Revisar lo escrito hace un siglo o dos, o diez, con la mirada y los valores actuales, tratar de imponer nuestra sensibilidad con efectos retroactivos, es un disparate y un ejercicio tan estéril como barrer la arena de la playa, tal y como pretendían la morsa y el carpintero de Lewis Carroll, que tampoco se libraría, por alucinado, de esta nueva forma de censura. Y qué decir de los estereotipos presentes en las obras de Cervantes, vecino de honor de nuestra capital. O de la cruel ironía de Quevedo. O de los héroes de Alejandro Dumas, que bebían demasiado, solían buscar bronca a punta de espada y trataban a las mujeres como floreros… O las intentaban ahorcar, como Athos a la diabólica Milady de Winter, cuando no consagraban toda su vida al reprobable oficio de la venganza con mayúsculas. O de Sherlock Holmes, más imperialista que Agatha Christie, carente de sentimientos y humanidad y, encima, aficionado a chutarse una solución al siete por ciento de cocaína. Imperdonable.

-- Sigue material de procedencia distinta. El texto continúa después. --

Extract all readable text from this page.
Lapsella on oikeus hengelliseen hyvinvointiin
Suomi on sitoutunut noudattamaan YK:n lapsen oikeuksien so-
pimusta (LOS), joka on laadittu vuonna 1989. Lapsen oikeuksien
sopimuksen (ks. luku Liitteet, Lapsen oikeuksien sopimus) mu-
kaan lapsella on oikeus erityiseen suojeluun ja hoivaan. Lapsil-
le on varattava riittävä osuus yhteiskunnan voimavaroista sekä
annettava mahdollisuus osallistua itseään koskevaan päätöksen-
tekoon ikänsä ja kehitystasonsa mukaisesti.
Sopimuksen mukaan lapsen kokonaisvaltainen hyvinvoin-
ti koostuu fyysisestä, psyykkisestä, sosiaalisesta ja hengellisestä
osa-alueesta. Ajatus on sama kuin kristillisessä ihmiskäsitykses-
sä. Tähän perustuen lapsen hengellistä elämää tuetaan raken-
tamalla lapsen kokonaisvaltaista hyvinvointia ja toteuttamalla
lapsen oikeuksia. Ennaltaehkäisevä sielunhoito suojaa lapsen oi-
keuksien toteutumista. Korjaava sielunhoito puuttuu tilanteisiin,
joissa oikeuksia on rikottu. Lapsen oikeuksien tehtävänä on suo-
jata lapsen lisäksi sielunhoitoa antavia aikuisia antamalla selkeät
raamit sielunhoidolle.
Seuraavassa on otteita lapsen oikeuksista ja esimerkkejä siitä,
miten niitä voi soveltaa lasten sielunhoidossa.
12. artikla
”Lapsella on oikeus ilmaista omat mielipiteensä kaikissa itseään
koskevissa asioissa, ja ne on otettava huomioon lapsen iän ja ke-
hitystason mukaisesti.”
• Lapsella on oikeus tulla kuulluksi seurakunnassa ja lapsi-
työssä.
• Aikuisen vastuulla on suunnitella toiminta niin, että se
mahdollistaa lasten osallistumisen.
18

Esta corriente revisionista, que no es nueva -ya que lo nuevo siempre es algo viejo que olvidamos y que repetimos-, esconde entre los pliegues de su bonhomía hipócrita peligros tremendos: nos priva a los lectores presentes y futuros de conocer otras formas de pensar anteriores a las nuestras, enmarcadas en otras realidades y contextos históricos y socioculturales; cercena nuestra capacidad crítica, una de las herramientas más cruciales del intelecto humano, que actualmente cotiza a la baja en los mercados; y nos deja en cueros ante los profetas de lo políticamente correcto, ante cualquier desaprensivo o 'salvapatrias' que, enarbolando la bandera de la cruzada que toque ese día, trate de convencernos de que solo hay una manera correcta y buena de pensar y mirar el mundo. La suya.